Fed Raises Rate Again, Reinforcing a House Shortage


The Federal Reserve raised a short-term interest rate a quarter of a percentage point on Wednesday to restrain inflation. As a result, the central bank is indirectly putting a floor under home prices. That’s a paradoxical thing for the Fed to do when it’s trying to get inflation under control.

The central bank’s Federal Open Market Committee raised the federal funds rate to a range of 5.25% to 5.5%. Before the central bank met this week, mortgage rates had already gone up in anticipation of this Fed rate increase and possibly one other in the fall.

“Investors anticipate this change, and have largely already priced this raise into current mortgage rates, so we don’t expect it to directly raise mortgage interest rates any further,” said Orphe Divounguy, senior economist for Zillow, in an email.

Was this Fed increase necessary?

The Fed has raised short-term interest rates 5.25 percentage points since March 2022 to slam the brakes on inflation. The central bank has made progress: The core consumer price index fell from 6.6% last September to 4.8% in June. That’s still higher than the Fed’s goal, so it raised the federal funds rate again in this meeting.

But what if this increase was unnecessary? “The reason why there’s no need is because they’re increasing the cost of shelter by raising rates — and shelter is by the far the biggest driver of inflation,” says David M. Dworkin, president and CEO of the National Housing Conference, a coalition of affordable-housing stakeholders.

“Right now they need to wait,” Dworkin continues, likening the Fed to a cook who is overzealous with the spice jar: “You know, you can keep adding chili powder to the chili. But here, eventually you’re not going to be able to eat it.”

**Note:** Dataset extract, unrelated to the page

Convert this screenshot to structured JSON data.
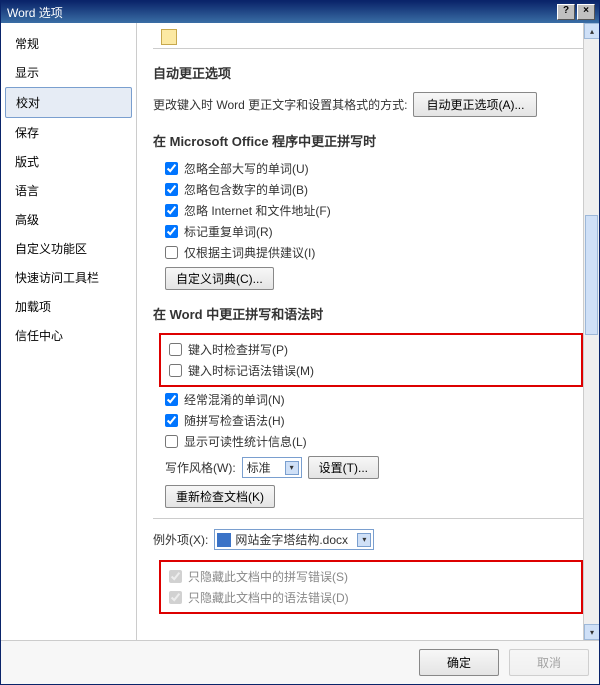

Higher mortgage rates keep homes off the market

By increasing interest rates, the Fed makes it more expensive to borrow. Businesses and consumers devote more of their incomes to interest payments and have less money left to pay for goods and services. The reduced demand is supposed to slow the rise of price increases. And indeed, inflation has gone down.

But there’s an unintended consequence to the Fed’s rapid rate hikes: Home prices aren’t falling as much as expected. To understand why, you have to go back to 2020 and 2021, when the COVID recession caused mortgage rates to plunge. Millions of homeowners refinanced to rates below 5%. Some got loans below 3%.

Now, following the Fed’s rate hikes, the 30-year mortgage rate is around 7%. That’s keeping homes off the market. “Say your seller has an interest rate of 3% currently. Is he really going to sell his house to go up to 7% or 8%?,” says Carolyn Morganbesser, assistant vice president of mortgage originations for Affinity Federal Credit Union, which has branches in New Jersey, New York and Connecticut.

The low supply of homes for sale means prices are still rising in some markets, especially in the Northeast and Midwest. That leads Dworkin to admonish the Fed for its strategy: “Because if you’re continuing to push shelter prices up by hurting production and hurting supply, you’re not getting what you want.”

Dworkin specifies “shelter” because home prices aren’t isolated. They also affect rents. And rents have been rising. In June, the median asking rent in the United States was 4.1% higher than a year before, according to the Zillow Observed Rent Index. As with home prices, that represents a slowdown from pandemic days — but still, they keep going up.

Rates could be near peak

Morganbesser calls the combo of higher interest rates, shortage of homes for sale and rising prices “the trifecta of yuckiness.” It coerces a lot of potential home buyers “to rent for another year, even though the rental prices in New York and New Jersey, and I’m sure in other states as well, are the equivalent of a mortgage payment.”

Divounguy said the latest quarter-point Fed rate increase won’t, by itself, move home prices in either direction, although he notes that the rapid price appreciation of 2020 and 2021 is gone. And — crossing fingers — mortgage rates might be less yucky in a few months.

“What’s most important about this rate hike is what comes next: Will the Fed stop hiking after this, to watch inflation data come in?” Divounguy said. “If so, then the run-up in borrowing costs for home buyers may be near its peak, and about to begin to decline. Lower mortgage rates should encourage more buyers and sellers to enter the market.”